Kamis, 03 Januari 2013

PUTRI KELABU -27-


“Aku ingin kau menjadi bintang dalam iklan bulan kesehatan kali ini,” ujar Are malam itu. ia dan Valerina baru saja selesai makan malam bersama kakek. Dan seperti biasa kakek tua itu akan langsung masuk kamar dengan bermacam keluhan tentang umurnya yang tidak lagi muda. Padahal tentu saja Valerina dan Are bukan lagi anak kecil yang bisa dikelabui oleh kakek tua itu.
“Aku?” Tanya Valerina, menatap Are yang duduk di belakangnya. Menontonnya mencuci piring. “Tapi kenapa harus aku?” Tanya Valerina.
“Kau sangat cantik, dan kau tentu saja sangat cocok menjadi seorang putri yang berada di tengah anak-anak kecil itu.” Valerina mengeringkan tangannya kemudian berbalik menatap Are. “Kau juga seorang designer terkenal, tentu menyenangkan jika kau bisa menjadi duta kesehatan tahun ini. Ini sebuah kehormatan yang sangat besar untuk kami.” Are melingkarkan tanganya di sekitar pinggang Valerina.
“Aku tidak yakin,” ujarnya. Mengingat Kikan putri Leo. “Dan aku merasa tidak pantas untuk ini, aku bahkan tidak meneruskan kuliah kedokteranku,” keluhnya, kemudian meletakan kedua tangannya diatas bahu Are.
“Kakek rasa kau sangat cocok!” teriak kakek tiba-tiba di balik pintu kamarnya. Are dan Valerina langsung menjauh, kemudian mereka menyipitkan matanya pada kakek tua yang tiba-tiba tertegun mengutuki kebodohannya.
“Aku kira migrant kakek kambuh,” desis Valerina tajam. Brian membulatkan bola matanya.
“Aduh, astaga… kenapa kepala kakek terasa tambah sakit… sepertinya kakek harus tidur,” ujar kakek tua itu seraya memegang kepala sebelah kirinya kemudian berjalan ke kamarnya lagi.
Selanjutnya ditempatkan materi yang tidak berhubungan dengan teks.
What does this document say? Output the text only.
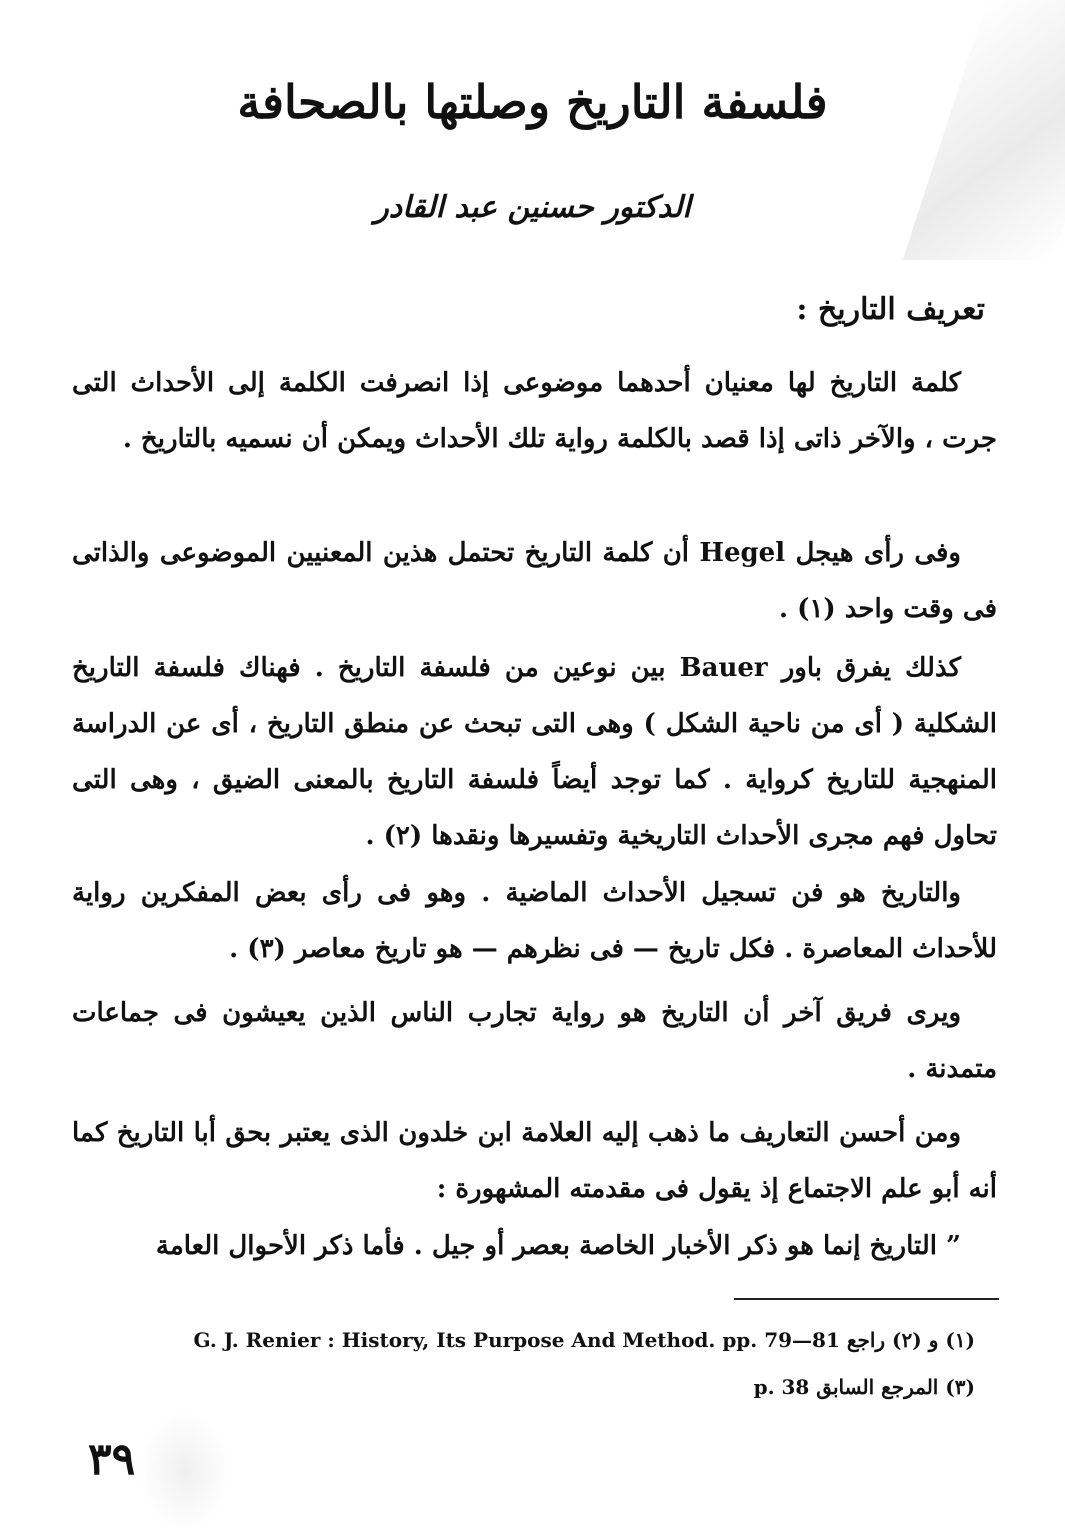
فلسفة التاريخ وصلتها بالصحافة
الدكتور حسنين عبد القادر
تعريف التاريخ :

كلمة التاريخ لها معنيان أحدهما موضوعى إذا انصرفت الكلمة إلى الأحداث التى جرت ، والآخر ذاتى إذا قصد بالكلمة رواية تلك الأحداث ويمكن أن نسميه بالتاريخ .

وفى رأى هيجل Hegel أن كلمة التاريخ تحتمل هذين المعنيين الموضوعى والذاتى فى وقت واحد (١) .

كذلك يفرق باور Bauer بين نوعين من فلسفة التاريخ . فهناك فلسفة التاريخ الشكلية ( أى من ناحية الشكل ) وهى التى تبحث عن منطق التاريخ ، أى عن الدراسة المنهجية للتاريخ كرواية . كما توجد أيضاً فلسفة التاريخ بالمعنى الضيق ، وهى التى تحاول فهم مجرى الأحداث التاريخية وتفسيرها ونقدها (٢) .

والتاريخ هو فن تسجيل الأحداث الماضية . وهو فى رأى بعض المفكرين رواية للأحداث المعاصرة . فكل تاريخ — فى نظرهم — هو تاريخ معاصر (٣) .

ويرى فريق آخر أن التاريخ هو رواية تجارب الناس الذين يعيشون فى جماعات متمدنة .

ومن أحسن التعاريف ما ذهب إليه العلامة ابن خلدون الذى يعتبر بحق أبا التاريخ كما أنه أبو علم الاجتماع إذ يقول فى مقدمته المشهورة :

” التاريخ إنما هو ذكر الأخبار الخاصة بعصر أو جيل . فأما ذكر الأحوال العامة

(١) و (٢) راجع G. J. Renier : History, Its Purpose And Method. pp. 79—81
(٣) المرجع السابق p. 38
٣٩
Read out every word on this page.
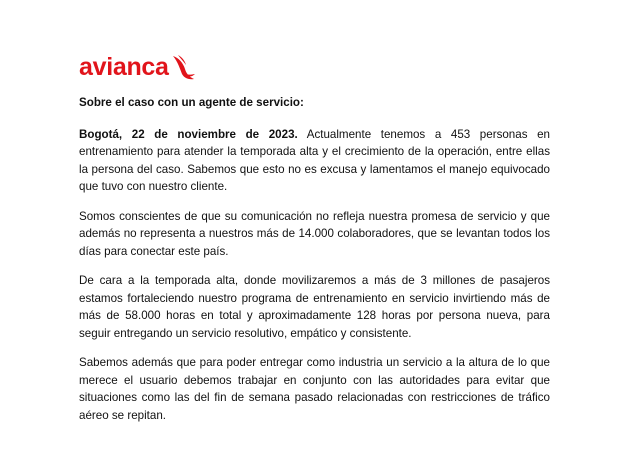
avianca

Sobre el caso con un agente de servicio:

Bogotá, 22 de noviembre de 2023. Actualmente tenemos a 453 personas en entrenamiento para atender la temporada alta y el crecimiento de la operación, entre ellas la persona del caso. Sabemos que esto no es excusa y lamentamos el manejo equivocado que tuvo con nuestro cliente.

Somos conscientes de que su comunicación no refleja nuestra promesa de servicio y que además no representa a nuestros más de 14.000 colaboradores, que se levantan todos los días para conectar este país.

De cara a la temporada alta, donde movilizaremos a más de 3 millones de pasajeros estamos fortaleciendo nuestro programa de entrenamiento en servicio invirtiendo más de más de 58.000 horas en total y aproximadamente 128 horas por persona nueva, para seguir entregando un servicio resolutivo, empático y consistente.

Sabemos además que para poder entregar como industria un servicio a la altura de lo que merece el usuario debemos trabajar en conjunto con las autoridades para evitar que situaciones como las del fin de semana pasado relacionadas con restricciones de tráfico aéreo se repitan.
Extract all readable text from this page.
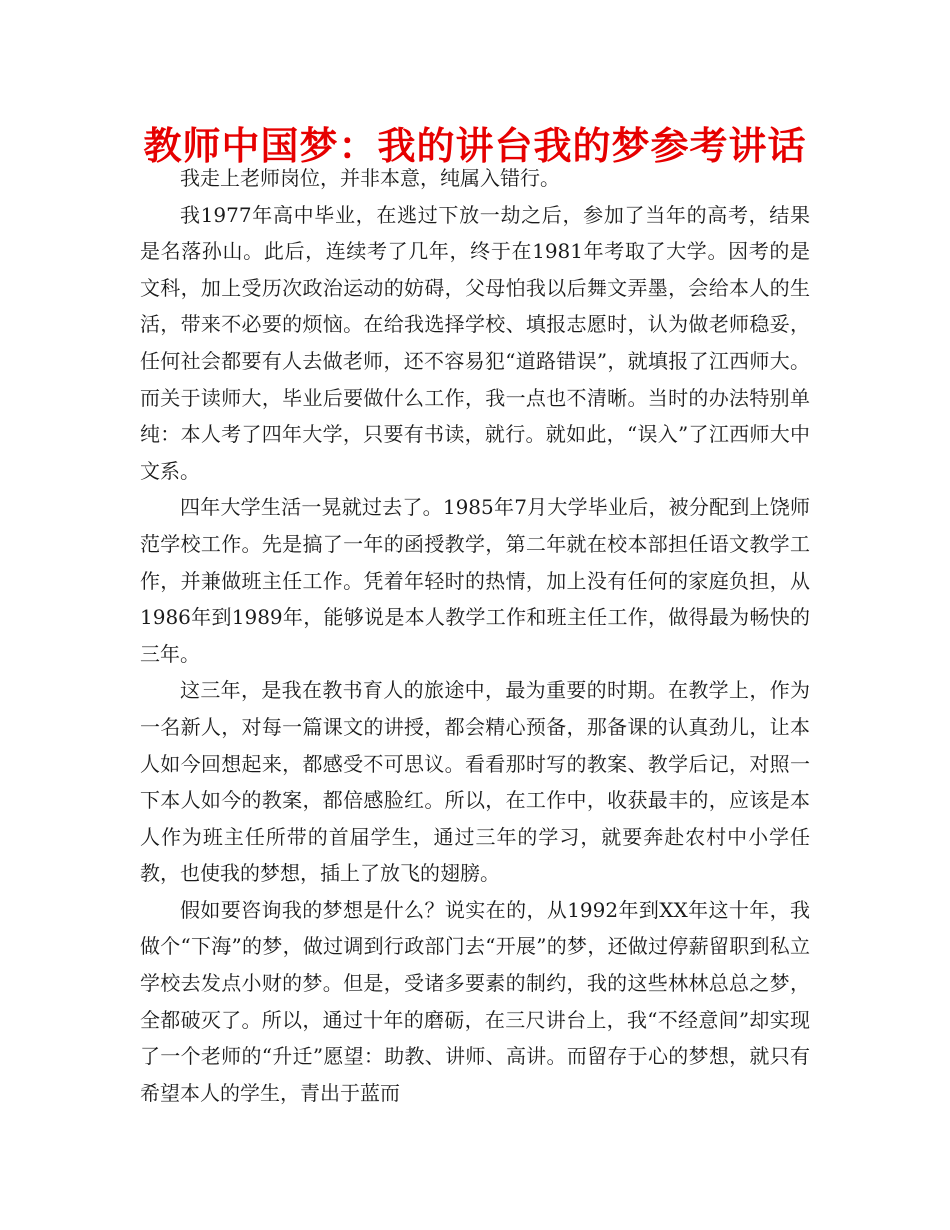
教师中国梦：我的讲台我的梦参考讲话

我走上老师岗位，并非本意，纯属入错行。

我1977年高中毕业，在逃过下放一劫之后，参加了当年的高考，结果是名落孙山。此后，连续考了几年，终于在1981年考取了大学。因考的是文科，加上受历次政治运动的妨碍，父母怕我以后舞文弄墨，会给本人的生活，带来不必要的烦恼。在给我选择学校、填报志愿时，认为做老师稳妥，任何社会都要有人去做老师，还不容易犯“道路错误”，就填报了江西师大。而关于读师大，毕业后要做什么工作，我一点也不清晰。当时的办法特别单纯：本人考了四年大学，只要有书读，就行。就如此，“误入”了江西师大中文系。

四年大学生活一晃就过去了。1985年7月大学毕业后，被分配到上饶师范学校工作。先是搞了一年的函授教学，第二年就在校本部担任语文教学工作，并兼做班主任工作。凭着年轻时的热情，加上没有任何的家庭负担，从1986年到1989年，能够说是本人教学工作和班主任工作，做得最为畅快的三年。

这三年，是我在教书育人的旅途中，最为重要的时期。在教学上，作为一名新人，对每一篇课文的讲授，都会精心预备，那备课的认真劲儿，让本人如今回想起来，都感受不可思议。看看那时写的教案、教学后记，对照一下本人如今的教案，都倍感脸红。所以，在工作中，收获最丰的，应该是本人作为班主任所带的首届学生，通过三年的学习，就要奔赴农村中小学任教，也使我的梦想，插上了放飞的翅膀。

假如要咨询我的梦想是什么？说实在的，从1992年到XX年这十年，我做个“下海”的梦，做过调到行政部门去“开展”的梦，还做过停薪留职到私立学校去发点小财的梦。但是，受诸多要素的制约，我的这些林林总总之梦，全都破灭了。所以，通过十年的磨砺，在三尺讲台上，我“不经意间”却实现了一个老师的“升迁”愿望：助教、讲师、高讲。而留存于心的梦想，就只有希望本人的学生，青出于蓝而
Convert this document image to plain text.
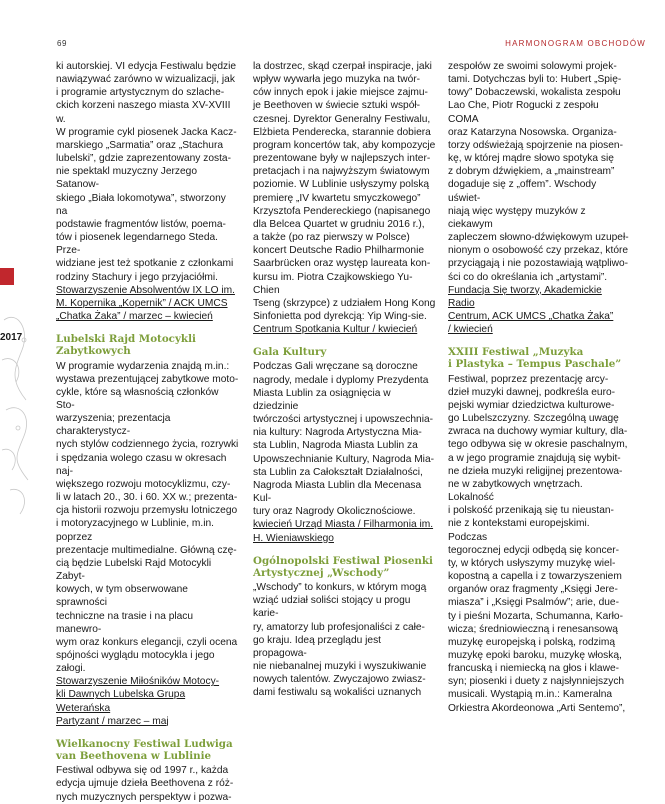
69	HARMONOGRAM OBCHODÓW
2017

ki autorskiej. VI edycja Festiwalu będzie
nawiązywać zarówno w wizualizacji, jak
i programie artystycznym do szlache-
ckich korzeni naszego miasta XV-XVIII w.
W programie cykl piosenek Jacka Kacz-
marskiego „Sarmatia” oraz „Stachura
lubelski”, gdzie zaprezentowany zosta-
nie spektakl muzyczny Jerzego Satanow-
skiego „Biała lokomotywa”, stworzony na
podstawie fragmentów listów, poema-
tów i piosenek legendarnego Steda. Prze-
widziane jest też spotkanie z członkami
rodziny Stachury i jego przyjaciółmi.

Stowarzyszenie Absolwentów IX LO im.
M. Kopernika „Kopernik” / ACK UMCS
„Chatka Żaka” / marzec – kwiecień

Lubelski Rajd Motocykli
Zabytkowych

W programie wydarzenia znajdą m.in.:
wystawa prezentującej zabytkowe moto-
cykle, które są własnością członków Sto-
warzyszenia; prezentacja charakterystycz-
nych stylów codziennego życia, rozrywki
i spędzania wolego czasu w okresach naj-
większego rozwoju motocyklizmu, czy-
li w latach 20., 30. i 60. XX w.; prezenta-
cja historii rozwoju przemysłu lotniczego
i motoryzacyjnego w Lublinie, m.in. poprzez
prezentacje multimedialne. Główną czę-
cią będzie Lubelski Rajd Motocykli Zabyt-
kowych, w tym obserwowane sprawności
techniczne na trasie i na placu manewro-
wym oraz konkurs elegancji, czyli ocena
spójności wyglądu motocykla i jego załogi.

Stowarzyszenie Miłośników Motocy-
kli Dawnych Lubelska Grupa Weterańska
Partyzant / marzec – maj

Wielkanocny Festiwal Ludwiga
van Beethovena w Lublinie

Festiwal odbywa się od 1997 r., każda
edycja ujmuje dzieła Beethovena z róż-
nych muzycznych perspektyw i pozwa-

la dostrzec, skąd czerpał inspiracje, jaki
wpływ wywarła jego muzyka na twór-
ców innych epok i jakie miejsce zajmu-
je Beethoven w świecie sztuki współ-
czesnej. Dyrektor Generalny Festiwalu,
Elżbieta Penderecka, starannie dobiera
program koncertów tak, aby kompozycje
prezentowane były w najlepszych inter-
pretacjach i na najwyższym światowym
poziomie. W Lublinie usłyszymy polską
premierę „IV kwartetu smyczkowego”
Krzysztofa Pendereckiego (napisanego
dla Belcea Quartet w grudniu 2016 r.),
a także (po raz pierwszy w Polsce)
koncert Deutsche Radio Philharmonie
Saarbrücken oraz występ laureata kon-
kursu im. Piotra Czajkowskiego Yu-Chien
Tseng (skrzypce) z udziałem Hong Kong
Sinfonietta pod dyrekcją: Yip Wing-sie.

Centrum Spotkania Kultur / kwiecień

Gala Kultury

Podczas Gali wręczane są doroczne
nagrody, medale i dyplomy Prezydenta
Miasta Lublin za osiągnięcia w dziedzinie
twórczości artystycznej i upowszechnia-
nia kultury: Nagroda Artystyczna Mia-
sta Lublin, Nagroda Miasta Lublin za
Upowszechnianie Kultury, Nagroda Mia-
sta Lublin za Całokształt Działalności,
Nagroda Miasta Lublin dla Mecenasa Kul-
tury oraz Nagrody Okolicznościowe.

kwiecień Urząd Miasta / Filharmonia im.
H. Wieniawskiego

Ogólnopolski Festiwal Piosenki
Artystycznej „Wschody”

„Wschody” to konkurs, w którym mogą
wziąć udział soliści stojący u progu karie-
ry, amatorzy lub profesjonaliści z całe-
go kraju. Ideą przeglądu jest propagowa-
nie niebanalnej muzyki i wyszukiwanie
nowych talentów. Zwyczajowo zwiasz-
dami festiwalu są wokaliści uznanych

zespołów ze swoimi solowymi projek-
tami. Dotychczas byli to: Hubert „Spię-
towy” Dobaczewski, wokalista zespołu
Lao Che, Piotr Rogucki z zespołu COMA
oraz Katarzyna Nosowska. Organiza-
torzy odświeżają spojrzenie na piosen-
kę, w której mądre słowo spotyka się
z dobrym dźwiękiem, a „mainstream”
dogaduje się z „offem”. Wschody uświet-
niają więc występy muzyków z ciekawym
zapleczem słowno-dźwiękowym uzupeł-
nionym o osobowość czy przekaz, które
przyciągają i nie pozostawiają wątpliwo-
ści co do określania ich „artystami”.

Fundacja Się tworzy, Akademickie Radio
Centrum, ACK UMCS „Chatka Żaka”
/ kwiecień

XXIII Festiwal „Muzyka
i Plastyka – Tempus Paschale”

Festiwal, poprzez prezentację arcy-
dzieł muzyki dawnej, podkreśla euro-
pejski wymiar dziedzictwa kulturowe-
go Lubelszczyzny. Szczególną uwagę
zwraca na duchowy wymiar kultury, dla-
tego odbywa się w okresie paschalnym,
a w jego programie znajdują się wybit-
ne dzieła muzyki religijnej prezentowa-
ne w zabytkowych wnętrzach. Lokalność
i polskość przenikają się tu nieustan-
nie z kontekstami europejskimi. Podczas
tegorocznej edycji odbędą się koncer-
ty, w których usłyszymy muzykę wiel-
kopostną a capella i z towarzyszeniem
organów oraz fragmenty „Księgi Jere-
miasza” i „Księgi Psalmów”; arie, due-
ty i pieśni Mozarta, Schumanna, Karło-
wicza; średniowieczną i renesansową
muzykę europejską i polską, rodzimą
muzykę epoki baroku, muzykę włoską,
francuską i niemiecką na głos i klawe-
syn; piosenki i duety z najsłynniejszych
musicali. Wystąpią m.in.: Kameralna
Orkiestra Akordeonowa „Arti Sentemo”,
Valerina mencibir. Baru saja ia akan melangkah kepada kakeknya, tangan Are sudah menarik Valerina hingga duduk di atas pangkuannya.  Valerina terkejut, namun masih terlalu kesal pada Brian dari pada perlakuan mengejutkan Are.
“Padahal dia memiliki migran kepala sebelah kanan!” desisnya.
“Sudahlah,” Are membelai lembut tanganya.
“Dan apa-apaan kau ini, kau ingin melindunginya? Lepaskan, aku ingin memberikan kakek tua itu pelajaran!” ujar Valerina kesal ketika menyadari tangan Are sudah melingkari pinggangnya.
“Aku tidak berusaha melindungi siapapun, aku melakukan hal yang aku inginkan,” elak Are. Valerina kemudian terkikik pelan dan melepas kaca mata Are sebelum mencium bibirnya perlahan. “Katakan kalau kau setuju,” bisik Are, menjauhkan wajahnya sesaat.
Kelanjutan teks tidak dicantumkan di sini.